In my other three weblog columns I used the lockdown earlier in the year to write about the business of social distancing, working from home, getting supplies, and being brave and stouthearted. I didn’t give it a tinkle here in the Little World – and it wasn’t until I watched the Flory Vlog that I thought of doing it.
The Flory Vlog is the almost-daily show that Phil Flory hosts from Devon in the UK for a world-wide audience of subscribers. He’s recently expanded it to YouTube so that even if we do not pay, we still watch. I am eternally grateful to the man for the shows he puts on as they have steered me right more often than not and buoyed me up while in hospital a couple of years ago. I’m not sure I’d be clever enough with a computer to participate in his forums but I did think of ordering some of his modelling tools and supplies.
However, his supply factories in China were shut and he furloughing his business as far as shop visits until the end of the year. No model shows in the UK to attend and only the on-line shop in Doncaster to deal out of. I do hope he has the financial resources to help him carry on.
As it is, he has apparently got plenty of models to be going on with at his workbench. His videos showed him tackling a ropey Mach 2 VC 10 tanker as well as some other, better kits in a summer of difficult builds.
As for myself, I found that the scale model hobby came along again at a perfect time of life. Retirement with no employment would have been dreadful. Lockdown with nothing but a television screen even worse. The dread of the pandemic was bad enough – and real enough – to cripple any mind that had no other resource to turn to. Some might turn to religion – I’ve turned to styrene kits and the computer keyboard. And I’m delighted with it all.
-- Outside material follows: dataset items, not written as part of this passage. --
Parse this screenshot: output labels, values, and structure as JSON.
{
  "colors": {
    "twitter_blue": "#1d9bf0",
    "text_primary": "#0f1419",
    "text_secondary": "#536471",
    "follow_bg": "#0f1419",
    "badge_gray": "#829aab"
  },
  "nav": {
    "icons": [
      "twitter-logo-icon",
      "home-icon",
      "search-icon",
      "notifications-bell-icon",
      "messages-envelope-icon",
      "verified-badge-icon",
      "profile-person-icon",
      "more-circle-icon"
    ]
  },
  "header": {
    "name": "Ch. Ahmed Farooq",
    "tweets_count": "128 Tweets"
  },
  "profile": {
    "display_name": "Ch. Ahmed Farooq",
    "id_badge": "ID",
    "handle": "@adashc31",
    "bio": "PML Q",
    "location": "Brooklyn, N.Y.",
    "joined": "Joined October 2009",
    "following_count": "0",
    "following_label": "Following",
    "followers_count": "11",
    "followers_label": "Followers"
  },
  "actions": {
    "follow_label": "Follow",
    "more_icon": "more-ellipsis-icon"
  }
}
The thing might have been close-run had it not been for the fact that my local hobby shop has remained cautiously open. And the interstate on-line shop has been excellent with offers and deliveries. I do not have a 1000-plane stash, but I can build on something all day, each day. And so far even the simplest of little old neglected kits have brought joy.
The uncertainty of supply ( and I have no idea how much is really uncertain…) means that I’ve decided to conserve my stocks of paint and finishing materials. I discovered that I could make some of them stretch further. I suspect that a lot of the oddities I have bought in the past are perfectly good finishes and cements and that all I need to do is to learn how to use them. I am doing this, and am determined to throw away only empty bottles and squeezed-out tubes.
The problem with Phil Flory’s suppliers has also prompted me to look at the basic needs that a plastic or wood modeller has and to see if things from our local DIY shops can be adapted. The business of fancy sanders and polishers is all very well, but I suspect I can make these for myself with abrasive papers contact-cemented onto tongue depressor sticks. A super-thin glue bottle was refilled with PVC pipe solvent and the airplanes stuck together just fine. Hardware store super-glue was no different from that sold in the hobby shop, except for being a third of the price.
Even the basic measurement of how thick to spray paint onto a model was looked at. In the past I have favoured a thicker toy-like coat of paint. I experimented with thinner ones and more realistic finishes. Older bottles of water and alcohol-based acrylics got a run again in some paint jobs. There’s a lot of bottles to use up, and many of them produce as fine a finish as the lacquer equivalents if you know how to spray them.
I didn’t enjoying the anxiety of the viral pandemic. I missed my modelling club days. The computer meetings were not the same as seeing my mates in person. But the little worlds of RCAF WET DOG, Wet Dog Regional, and Steins Air World museum continued apace. I am still as sane as I was, …and you can stop sniggering down the back there…
Forward to 2021 and airplane flights and travel to the model shows. Please.